The orthotics helped me for about 8 - 10 years and I only rarely

got back injuries that hurt, and the pain soon went away.

After a while the pain came back more regularly in my back and

I noticed how restricted my movement was especially my left leg

losing more flexibility and the same for my lower back.

Now I have been getting bad cramps in both legs, and tingles in my

left arm and hand. Also some back pain from time to time, and

sometimes a little difficulty standing for any length of time due to the pain.

I have tried physical therapy / rehab, new orthotics, a new expensive

office chair, an MRI, a nerve conduction EMG test (OUCH!) and so

far no real help.

The MRI shows arthritis in several areas, and some pinching of

the nerves in both my lumbar region and neck. C6-C7, L4-L5

and I forget where else...

Now they say that I have spinal stenosis, arthritis, etc. Not fun.

My latest attempts at self help include a weight loss program.

I have lost ten of the 40 pounds I need to lose in the past two weeks.

Yes, even with the holidays(!) and I have also started going to the gym,

which DOES seem to help a little already with the leg cramps and

certainly with the weight loss.

I was taking Skelaxin, prednisone, Butalb-APAP-Caff for pain etc.

The pain specialist gave me some Voltaren Gel (Diclofenac) to try,

which is pretty useless as far as I can tell. I take the prredinisone

occasionally for mouth sores. I know it can help back pain somewhat

too.

The other physician who performed my neuro tests said that

they will probably want to give me epidural cortisone injections.

So I have been reading up on this. I know that they need to use

flouroscopy and one friend recommended having general anesthesia

for it too.

I spoke with another friend today and he said that he had problems

with he use of this cortisone because the pain relief caused him

to not realize when he was getting hurt. He said that he did more

damage and ended up having to have two vertebrae fused. Just

like some other people who I have spoken with about having

bones fused, he was not pleased with the result. He still has

back pain and now has other complications too. (not sure what he meant.)

I spoke with another friend recently who has a titanium rod in her back

and she is not at all pleased. She says that it is better than nothing, but

still seems unhappy with it. Perhaps the restricted movement puts

strain on other areas.

Now I feel some reservation about proceeding with the epidural treatments if

my regular pain specialist doctor does in fact recommend them.

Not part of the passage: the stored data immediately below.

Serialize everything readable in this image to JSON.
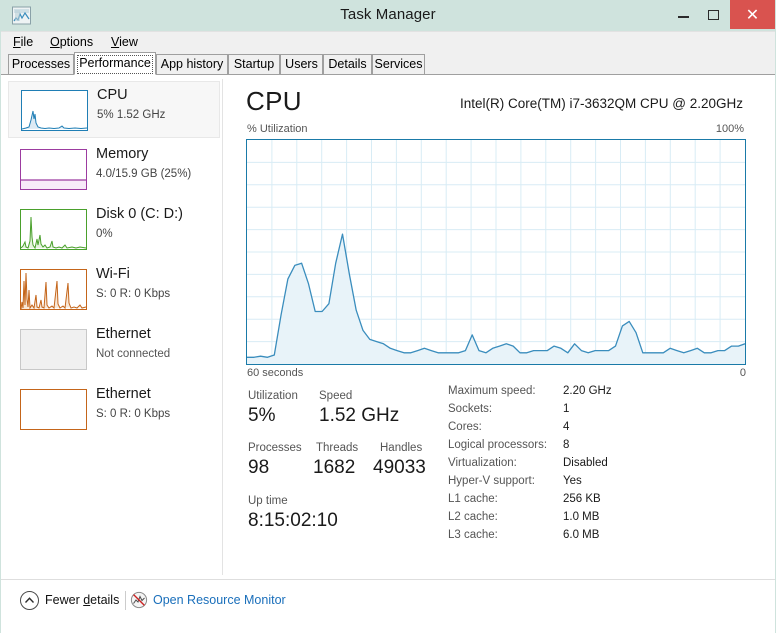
{
  "window": {
    "title": "Task Manager",
    "icon": "task-manager-icon",
    "controls": {
      "minimize": "–",
      "maximize": "□",
      "close": "✕"
    },
    "close_color": "#d9534f",
    "titlebar_color": "#cfe3dd"
  },
  "menu": [
    {
      "label": "File",
      "accel": "F"
    },
    {
      "label": "Options",
      "accel": "O"
    },
    {
      "label": "View",
      "accel": "V"
    }
  ],
  "tabs": [
    {
      "label": "Processes",
      "selected": false
    },
    {
      "label": "Performance",
      "selected": true
    },
    {
      "label": "App history",
      "selected": false
    },
    {
      "label": "Startup",
      "selected": false
    },
    {
      "label": "Users",
      "selected": false
    },
    {
      "label": "Details",
      "selected": false
    },
    {
      "label": "Services",
      "selected": false
    }
  ],
  "sidebar": {
    "items": [
      {
        "title": "CPU",
        "subtitle": "5%  1.52 GHz",
        "selected": true,
        "color": "#1f7eb5",
        "fill": "#dceaf4",
        "thumb": "cpu-thumbnail-graph"
      },
      {
        "title": "Memory",
        "subtitle": "4.0/15.9 GB (25%)",
        "selected": false,
        "color": "#9c3ba0",
        "fill": "#f2e2f3",
        "thumb": "memory-thumbnail-graph"
      },
      {
        "title": "Disk 0 (C: D:)",
        "subtitle": "0%",
        "selected": false,
        "color": "#4aa02c",
        "fill": "#e4f3dd",
        "thumb": "disk-thumbnail-graph"
      },
      {
        "title": "Wi-Fi",
        "subtitle": "S: 0 R: 0 Kbps",
        "selected": false,
        "color": "#c4651a",
        "fill": "#f8e6d4",
        "thumb": "wifi-thumbnail-graph"
      },
      {
        "title": "Ethernet",
        "subtitle": "Not connected",
        "selected": false,
        "color": "#b0b0b0",
        "fill": "#f0f0f0",
        "thumb": "ethernet-disconnected-thumbnail"
      },
      {
        "title": "Ethernet",
        "subtitle": "S: 0 R: 0 Kbps",
        "selected": false,
        "color": "#c4651a",
        "fill": "#ffffff",
        "thumb": "ethernet-thumbnail-graph"
      }
    ]
  },
  "main": {
    "heading": "CPU",
    "model": "Intel(R) Core(TM) i7-3632QM CPU @ 2.20GHz",
    "graph": {
      "y_axis_label": "% Utilization",
      "y_max_label": "100%",
      "x_left_label": "60 seconds",
      "x_right_label": "0",
      "line_color": "#3a8dbd",
      "fill_color": "#e8f3f9",
      "border_color": "#1a7aa8",
      "grid_color": "#d8ecf5"
    },
    "stats": [
      {
        "label": "Utilization",
        "value": "5%"
      },
      {
        "label": "Speed",
        "value": "1.52 GHz"
      },
      {
        "label": "Processes",
        "value": "98"
      },
      {
        "label": "Threads",
        "value": "1682"
      },
      {
        "label": "Handles",
        "value": "49033"
      },
      {
        "label": "Up time",
        "value": "8:15:02:10"
      }
    ],
    "specs": [
      {
        "key": "Maximum speed:",
        "value": "2.20 GHz"
      },
      {
        "key": "Sockets:",
        "value": "1"
      },
      {
        "key": "Cores:",
        "value": "4"
      },
      {
        "key": "Logical processors:",
        "value": "8"
      },
      {
        "key": "Virtualization:",
        "value": "Disabled"
      },
      {
        "key": "Hyper-V support:",
        "value": "Yes"
      },
      {
        "key": "L1 cache:",
        "value": "256 KB"
      },
      {
        "key": "L2 cache:",
        "value": "1.0 MB"
      },
      {
        "key": "L3 cache:",
        "value": "6.0 MB"
      }
    ]
  },
  "statusbar": {
    "fewer_details": "Fewer details",
    "fewer_details_accel": "d",
    "resource_monitor": "Open Resource Monitor",
    "link_color": "#1a6fbb"
  },
  "chart_data": {
    "type": "area",
    "title": "% Utilization",
    "xlabel": "seconds",
    "ylabel": "% Utilization",
    "xlim": [
      60,
      0
    ],
    "ylim": [
      0,
      100
    ],
    "grid": true,
    "grid_cols": 20,
    "grid_rows": 10,
    "series": [
      {
        "name": "CPU utilization",
        "values": [
          3,
          3,
          3.5,
          3,
          4,
          22,
          38,
          44,
          45,
          36,
          32,
          32,
          36,
          45,
          58,
          40,
          24,
          15,
          11,
          10,
          9,
          7,
          6,
          5,
          5,
          6,
          7,
          6,
          5,
          5,
          5,
          5,
          6,
          13,
          6,
          5,
          7,
          8,
          9,
          8,
          5,
          5,
          6,
          6,
          6,
          8,
          7,
          5,
          9,
          6,
          5,
          6,
          6,
          6,
          8,
          17,
          19,
          14,
          5,
          5,
          5,
          5,
          7,
          6,
          5,
          6,
          7,
          5,
          5,
          6,
          6,
          7,
          7,
          8
        ]
      }
    ]
  }
}
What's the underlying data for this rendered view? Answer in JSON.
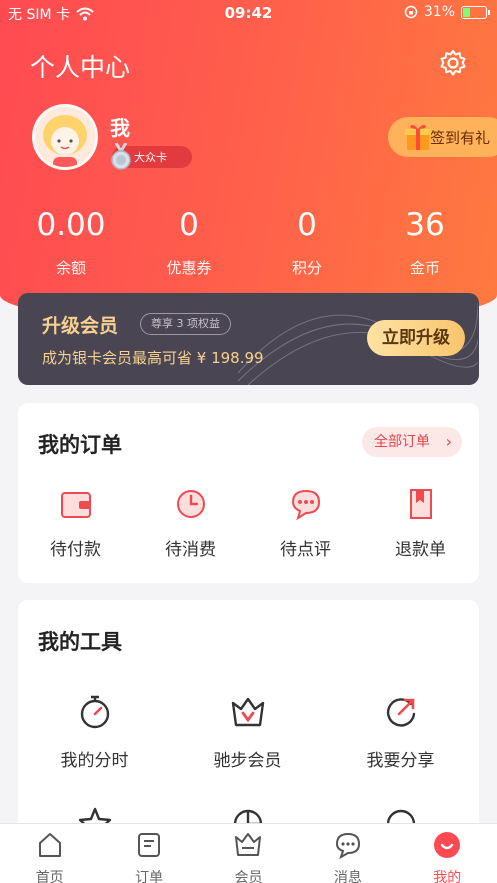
{
  "status_bar": {
    "carrier": "无 SIM 卡",
    "time": "09:42",
    "battery": "31%"
  },
  "header": {
    "title": "个人中心"
  },
  "profile": {
    "name": "我",
    "level": "大众卡",
    "signin_label": "签到有礼"
  },
  "stats": [
    {
      "value": "0.00",
      "label": "余额"
    },
    {
      "value": "0",
      "label": "优惠券"
    },
    {
      "value": "0",
      "label": "积分"
    },
    {
      "value": "36",
      "label": "金币"
    }
  ],
  "vip": {
    "title": "升级会员",
    "tag": "尊享 3 项权益",
    "desc": "成为银卡会员最高可省 ¥ 198.99",
    "button": "立即升级"
  },
  "orders": {
    "title": "我的订单",
    "all_label": "全部订单",
    "items": [
      {
        "label": "待付款",
        "icon": "wallet-icon"
      },
      {
        "label": "待消费",
        "icon": "clock-icon"
      },
      {
        "label": "待点评",
        "icon": "chat-bubble-icon"
      },
      {
        "label": "退款单",
        "icon": "refund-doc-icon"
      }
    ]
  },
  "tools": {
    "title": "我的工具",
    "items": [
      {
        "label": "我的分时",
        "icon": "stopwatch-icon"
      },
      {
        "label": "驰步会员",
        "icon": "crown-icon"
      },
      {
        "label": "我要分享",
        "icon": "share-icon"
      }
    ]
  },
  "tabbar": [
    {
      "label": "首页",
      "icon": "home-icon"
    },
    {
      "label": "订单",
      "icon": "order-icon"
    },
    {
      "label": "会员",
      "icon": "crown-icon"
    },
    {
      "label": "消息",
      "icon": "message-icon"
    },
    {
      "label": "我的",
      "icon": "profile-icon",
      "active": true
    }
  ],
  "colors": {
    "accent": "#ff4a52",
    "accent_orange": "#ff7a3f",
    "vip_bg": "#4a4552",
    "vip_gold": "#f6d18f"
  }
}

Trouble is - I have a job where I have to do some lifting - sometimes

as much as 50 pounds, several times in one day. I also play music

and need to lift my musical instruments in and out of a van etc.

Thankfully I am still very active and there is a lot that I can still do,

but it has been a painful period for me over the past 4 - 5 months

since things started geetting really painful.

I am cautiously optimistic about the improvements I am getting with

going to the gym and strengthening my core lately, but wish I had

learned more about all of this years ago and taken my health

more seriously. I wish my family doctor hadn't taken it so simply too,

until I demanded relief from the pain after several months of

trying things again and again that didn't work.